This key lime pie is super simple to make. Once you gather all of your ingredients, it takes about a hour to pull this together. It needs to chill for several hours, but can certainly be served the same day it’s made.
The crust is both crispy and chewy, with macadamia nuts, and coconut. The filling is creamy, tart and sweet. The perfect blend!
Start with a 9″ pie pan.
Ingredients for crust:
1 1/2 c graham cracker crumbs
1/2 c finely chopped roasted, salted macadamia nuts
1/2 c sweetened shredded coconut
2 Tbsp light brown sugar
1/2 c melted butter (unsalted)
Ingredients for filling:
2 – 14oz cans sweetened condensed milk
1 c fresh key lime juice
1 whole large egg, plus 2 yolks
1 tsp fresh lime zest
1 tsp vanilla extract
Ingredients for topping:
1 1/2 c heavy whipping cream
3/4 c granulated sugar
8 oz mascarpone cheese
1 tsp vanilla
Toasted coconut and lime zest for garnish.
Preheat oven to 350 degrees. Combine all crust ingredients into a medium bowl, and stir to combine. Press into bottom and up sides of pie dish. Press firmly using a measuring cup bottom.

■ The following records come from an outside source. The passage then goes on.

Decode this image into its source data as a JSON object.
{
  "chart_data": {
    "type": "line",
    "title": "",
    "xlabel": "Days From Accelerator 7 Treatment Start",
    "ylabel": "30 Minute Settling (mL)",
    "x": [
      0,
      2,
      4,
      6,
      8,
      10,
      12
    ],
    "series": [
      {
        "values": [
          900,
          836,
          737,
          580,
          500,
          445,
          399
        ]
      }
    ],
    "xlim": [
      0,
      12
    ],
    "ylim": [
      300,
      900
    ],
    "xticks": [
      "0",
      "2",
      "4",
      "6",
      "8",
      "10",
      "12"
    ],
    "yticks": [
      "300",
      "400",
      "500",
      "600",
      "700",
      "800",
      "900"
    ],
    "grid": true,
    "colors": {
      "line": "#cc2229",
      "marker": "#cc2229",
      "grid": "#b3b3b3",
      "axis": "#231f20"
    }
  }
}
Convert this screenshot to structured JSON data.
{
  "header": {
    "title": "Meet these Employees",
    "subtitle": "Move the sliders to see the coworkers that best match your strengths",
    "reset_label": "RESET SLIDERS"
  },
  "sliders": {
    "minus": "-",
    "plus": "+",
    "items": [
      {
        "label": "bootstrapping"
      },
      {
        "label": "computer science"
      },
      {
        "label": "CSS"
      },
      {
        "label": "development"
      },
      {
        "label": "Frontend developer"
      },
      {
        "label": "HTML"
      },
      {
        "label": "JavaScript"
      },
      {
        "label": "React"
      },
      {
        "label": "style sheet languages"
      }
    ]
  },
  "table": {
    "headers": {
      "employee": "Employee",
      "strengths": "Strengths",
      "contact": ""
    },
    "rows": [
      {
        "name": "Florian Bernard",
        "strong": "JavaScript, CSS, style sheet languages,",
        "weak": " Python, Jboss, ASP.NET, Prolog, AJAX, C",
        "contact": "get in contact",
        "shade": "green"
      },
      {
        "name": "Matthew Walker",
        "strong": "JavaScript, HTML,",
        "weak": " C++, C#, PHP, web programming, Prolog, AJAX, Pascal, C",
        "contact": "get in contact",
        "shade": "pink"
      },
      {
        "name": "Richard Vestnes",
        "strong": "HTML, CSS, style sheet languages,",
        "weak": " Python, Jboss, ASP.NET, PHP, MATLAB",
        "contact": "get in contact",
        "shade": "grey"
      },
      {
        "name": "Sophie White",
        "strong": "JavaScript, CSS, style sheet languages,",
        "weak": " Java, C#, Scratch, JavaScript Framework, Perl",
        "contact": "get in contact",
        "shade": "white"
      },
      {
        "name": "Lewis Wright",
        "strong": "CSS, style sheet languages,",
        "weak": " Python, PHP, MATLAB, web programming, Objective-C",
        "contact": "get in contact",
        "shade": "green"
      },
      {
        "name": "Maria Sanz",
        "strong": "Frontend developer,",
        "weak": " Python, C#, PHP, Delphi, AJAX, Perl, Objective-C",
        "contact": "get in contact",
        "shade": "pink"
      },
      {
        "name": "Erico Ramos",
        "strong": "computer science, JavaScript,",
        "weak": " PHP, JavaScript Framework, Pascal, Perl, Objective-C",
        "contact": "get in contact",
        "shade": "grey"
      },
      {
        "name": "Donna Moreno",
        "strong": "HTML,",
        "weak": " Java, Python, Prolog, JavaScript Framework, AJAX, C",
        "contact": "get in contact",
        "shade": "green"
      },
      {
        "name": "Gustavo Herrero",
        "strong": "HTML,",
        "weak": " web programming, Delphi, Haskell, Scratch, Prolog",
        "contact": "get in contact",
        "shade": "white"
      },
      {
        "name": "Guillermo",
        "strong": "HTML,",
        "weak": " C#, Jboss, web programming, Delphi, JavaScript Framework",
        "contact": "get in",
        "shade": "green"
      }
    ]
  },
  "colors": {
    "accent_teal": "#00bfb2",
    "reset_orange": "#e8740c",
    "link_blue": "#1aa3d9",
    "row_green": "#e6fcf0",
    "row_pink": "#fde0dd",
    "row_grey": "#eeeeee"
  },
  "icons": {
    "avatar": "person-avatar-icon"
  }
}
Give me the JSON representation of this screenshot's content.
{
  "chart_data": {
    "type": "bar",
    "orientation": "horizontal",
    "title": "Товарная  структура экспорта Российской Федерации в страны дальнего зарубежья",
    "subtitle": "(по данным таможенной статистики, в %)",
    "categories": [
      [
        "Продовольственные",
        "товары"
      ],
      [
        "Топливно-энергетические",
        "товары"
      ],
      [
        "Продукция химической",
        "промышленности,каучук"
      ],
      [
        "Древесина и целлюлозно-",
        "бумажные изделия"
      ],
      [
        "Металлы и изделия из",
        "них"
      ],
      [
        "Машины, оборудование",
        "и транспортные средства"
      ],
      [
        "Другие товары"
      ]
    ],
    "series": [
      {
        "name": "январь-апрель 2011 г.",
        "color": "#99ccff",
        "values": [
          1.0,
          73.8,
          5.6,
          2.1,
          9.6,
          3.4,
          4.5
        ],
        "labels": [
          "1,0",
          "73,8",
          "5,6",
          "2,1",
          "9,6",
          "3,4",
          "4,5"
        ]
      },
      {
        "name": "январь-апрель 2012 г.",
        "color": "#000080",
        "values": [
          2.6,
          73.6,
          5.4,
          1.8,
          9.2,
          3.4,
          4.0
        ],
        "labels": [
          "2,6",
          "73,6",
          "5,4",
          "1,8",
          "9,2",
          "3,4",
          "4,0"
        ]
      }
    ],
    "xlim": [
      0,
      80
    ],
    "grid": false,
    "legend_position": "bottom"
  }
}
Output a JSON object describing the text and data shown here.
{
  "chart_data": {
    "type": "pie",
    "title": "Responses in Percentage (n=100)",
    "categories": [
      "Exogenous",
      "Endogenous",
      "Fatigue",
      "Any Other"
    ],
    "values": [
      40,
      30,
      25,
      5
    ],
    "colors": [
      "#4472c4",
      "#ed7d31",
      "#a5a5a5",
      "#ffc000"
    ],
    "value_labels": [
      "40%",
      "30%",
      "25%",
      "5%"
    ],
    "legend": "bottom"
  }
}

Bake for 10 minutes, until edges are lightly browned. Cool while you prepare the filling.
Combine filling ingredients into a large bowl, and whisk together til well-blended and smooth.
Pour into cooled pie crust, and bake for 15 min until set.
Cool completely. Chill for at least 2 hours.
Garnish with ruffles of mascarpone whipped topping.
Whip heavy cream and sugar with a whisk attachment, until you have stiff peaks. Add vanilla, and mascarpone cheese by the spoonful, while continuing to whip. Pipe around the edges of your chilled pie, then top with additional lime zest, and toasted coconut.